From what I have read here, the duplicate filter, if it exists at all, kicks in when the page content is between 10% and 15% duplicated by another page. Having said that I have had many pages stolen and my original page and the duplicate seem to have lived happily side by side in the serps for many months before I force the thief into submission. Perhaps someone else could chime in with a more accurate appraisal of duplicates.
If a page exists that links to X and Y, then X and Y are similar.
|From what I have read here, the duplicate filter, if it exists at all, kicks in when the page content is between 10% and 15% duplicated by another page. Having said that I have had many pages stolen and my original page and the duplicate seem to have lived happily side by side in the serps for many months before I force the thief into submission. Perhaps someone else could chime in with a more accurate appraisal of duplicates. |
"Similar Pages" is totally unrelated to the content of pages.
I think this [google.com] is what he is asking about.

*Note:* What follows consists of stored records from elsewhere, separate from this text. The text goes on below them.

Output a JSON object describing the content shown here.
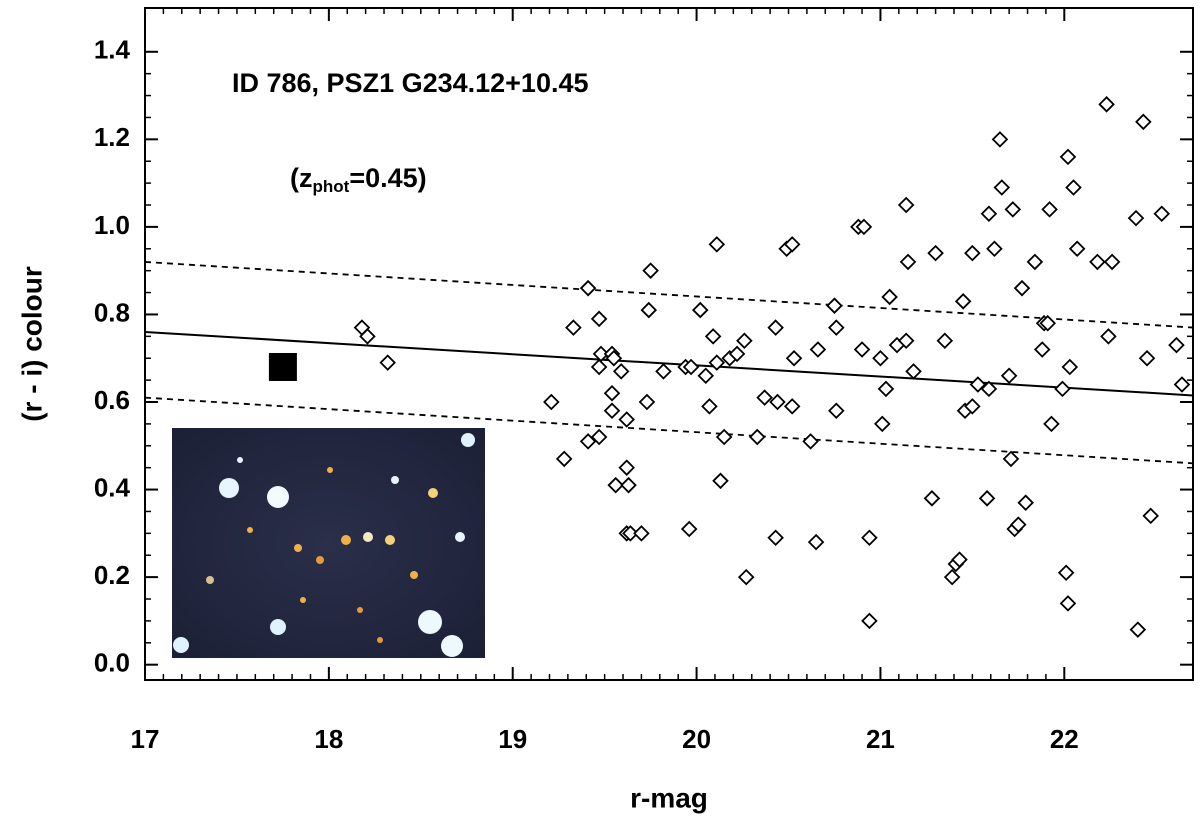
{
  "chart_data": {
    "type": "scatter",
    "title": "ID 786, PSZ1 G234.12+10.45",
    "annotation_parts": [
      "(z",
      "phot",
      "=0.45)"
    ],
    "x_label": "r-mag",
    "y_label": "(r - i) colour",
    "xlim": [
      17,
      22.7
    ],
    "ylim": [
      -0.035,
      1.5
    ],
    "xticks": [
      17,
      18,
      19,
      20,
      21,
      22
    ],
    "yticks": [
      {
        "value": 0,
        "label": "0.0"
      },
      0.2,
      0.4,
      0.6,
      0.8,
      {
        "value": 1,
        "label": "1.0"
      },
      1.2,
      1.4
    ],
    "color": "#000000",
    "x": [
      18.18,
      18.21,
      18.32,
      19.21,
      19.28,
      19.33,
      19.41,
      19.41,
      19.47,
      19.47,
      19.48,
      19.47,
      19.54,
      19.55,
      19.54,
      19.54,
      19.56,
      19.59,
      19.62,
      19.62,
      19.63,
      19.62,
      19.64,
      19.7,
      19.73,
      19.74,
      19.75,
      19.82,
      19.94,
      19.96,
      19.97,
      20.02,
      20.05,
      20.07,
      20.09,
      20.11,
      20.11,
      20.13,
      20.15,
      20.18,
      20.22,
      20.26,
      20.27,
      20.33,
      20.37,
      20.43,
      20.43,
      20.44,
      20.49,
      20.52,
      20.52,
      20.53,
      20.62,
      20.65,
      20.66,
      20.75,
      20.76,
      20.76,
      20.88,
      20.91,
      20.9,
      20.94,
      20.94,
      21.0,
      21.01,
      21.03,
      21.05,
      21.09,
      21.14,
      21.14,
      21.15,
      21.18,
      21.28,
      21.3,
      21.35,
      21.39,
      21.41,
      21.43,
      21.45,
      21.46,
      21.5,
      21.5,
      21.53,
      21.58,
      21.59,
      21.59,
      21.62,
      21.65,
      21.66,
      21.7,
      21.71,
      21.72,
      21.73,
      21.75,
      21.77,
      21.79,
      21.84,
      21.88,
      21.89,
      21.91,
      21.92,
      21.93,
      21.99,
      22.01,
      22.02,
      22.03,
      22.02,
      22.05,
      22.07,
      22.18,
      22.23,
      22.24,
      22.26,
      22.39,
      22.4,
      22.43,
      22.45,
      22.47,
      22.53,
      22.61,
      22.64
    ],
    "y": [
      0.77,
      0.75,
      0.69,
      0.6,
      0.47,
      0.77,
      0.86,
      0.51,
      0.79,
      0.52,
      0.71,
      0.68,
      0.71,
      0.7,
      0.62,
      0.58,
      0.41,
      0.67,
      0.56,
      0.45,
      0.41,
      0.3,
      0.3,
      0.3,
      0.6,
      0.81,
      0.9,
      0.67,
      0.68,
      0.31,
      0.68,
      0.81,
      0.66,
      0.59,
      0.75,
      0.96,
      0.69,
      0.42,
      0.52,
      0.7,
      0.71,
      0.74,
      0.2,
      0.52,
      0.61,
      0.77,
      0.29,
      0.6,
      0.95,
      0.96,
      0.59,
      0.7,
      0.51,
      0.28,
      0.72,
      0.82,
      0.77,
      0.58,
      1.0,
      1.0,
      0.72,
      0.29,
      0.1,
      0.7,
      0.55,
      0.63,
      0.84,
      0.73,
      0.74,
      1.05,
      0.92,
      0.67,
      0.38,
      0.94,
      0.74,
      0.2,
      0.23,
      0.24,
      0.83,
      0.58,
      0.59,
      0.94,
      0.64,
      0.38,
      0.63,
      1.03,
      0.95,
      1.2,
      1.09,
      0.66,
      0.47,
      1.04,
      0.31,
      0.32,
      0.86,
      0.37,
      0.92,
      0.72,
      0.78,
      0.78,
      1.04,
      0.55,
      0.63,
      0.21,
      1.16,
      0.68,
      0.14,
      1.09,
      0.95,
      0.92,
      1.28,
      0.75,
      0.92,
      1.02,
      0.08,
      1.24,
      0.7,
      0.34,
      1.03,
      0.73,
      0.64
    ],
    "lines": [
      {
        "x": [
          17,
          22.7
        ],
        "y": [
          0.92,
          0.77
        ],
        "style": "dashed"
      },
      {
        "x": [
          17,
          22.7
        ],
        "y": [
          0.76,
          0.615
        ],
        "style": "solid"
      },
      {
        "x": [
          17,
          22.7
        ],
        "y": [
          0.61,
          0.46
        ],
        "style": "dashed"
      }
    ],
    "highlight": {
      "x": 17.75,
      "y": 0.68
    }
  }
}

Its a little more complicated than that Plasma. I submitted a story to the Google Weblog when MSN had just launched their preview search engine. I pointed out out that MSNbot's FAQ was almost identical to Googlebots, word for word. I got a link, and after that the page rank for my blog shot through the roof, higher than the PR for the blogging community i'm on, and if you searched for similiar pages to my blog, the FAQ and help files for the blogging community itself showed up. Google clearly got confused and thought I somehow had something to do with FAQ's and help files, thereby deeming me "similar".
The context of the text around links plays a big part in similar pages.
Maybe we are talking about different things.
I thought we are talking about
My site is rather small, ~50 pages
From one page (our portfolio) we link to our customers.
All of the sites linked from that page (ours too) are "related" although they have absolutely nothing in common.
again thanks for the opinions
This may help you visualize the concept of GOOGLE simillar:
[edited by: Marcia at 3:48 am (utc) on June 14, 2004]
[edit reason] Links need to be clickable. [/edit]
what does G actually look at with SERPS at
What is the criteria?
Is it matching with title, desc or keywords?
I Think it's more a matter of interlinking of sites to simillar content. If a number of high pr documents link to sites a and b, then sites a and b must be simillar.
I could be wrong.
Ok, I had to put my two cents in, because nobody knows what simillar pages means.
However, I have observed the following, while trying to understand it:
One day I changed the layout of my home page to look like the #1 result - just organized the tables and the HTML sructure the same way #1 did. No change in the SERPs, but the #1 showed as a simillar page to my home page soon after.
Then, as my website start comming up the SERPs, the simillar pages count fell from 31 (the maximum) to 27, where some of the pages link to me, but others don't and they have nothing simillar to my website.
And the most weird thing - I have an inner page which contains a link to AdWords - soon after that the page was showing as a simillar page of AdWords. And now it's gone.
I have just one UFO-related site, non-commercial for now, and well regarded in that strange field. Google lists about 35 "Similar Pages" to my main page (/index.html) out of a field of 2.4 million UFO pages.
Taking a good hard look at those (I know the turf), my distinct impression is its mostly a matter of third sites which link to both A + B. ['A' being my site, 'B' the "Similar Pages". I presume that the number and PR of the 3rd parties must factor in.
As for similar content, I think it plays the lesser role if any. One "Similar Page" to mine is a completely unreferenced link to Altavista .. no mention of UFOs. Some of the other "UFO" pages in the 35 bear little resemblance to mine.
Google has made an algorithmic crusade to see who links to who, and quickly. I really doubt they would devote a black hole of artificial intelligence to determine which skate-boarding sites are intrinsically similar to others. The same would go for UFOs and any other field.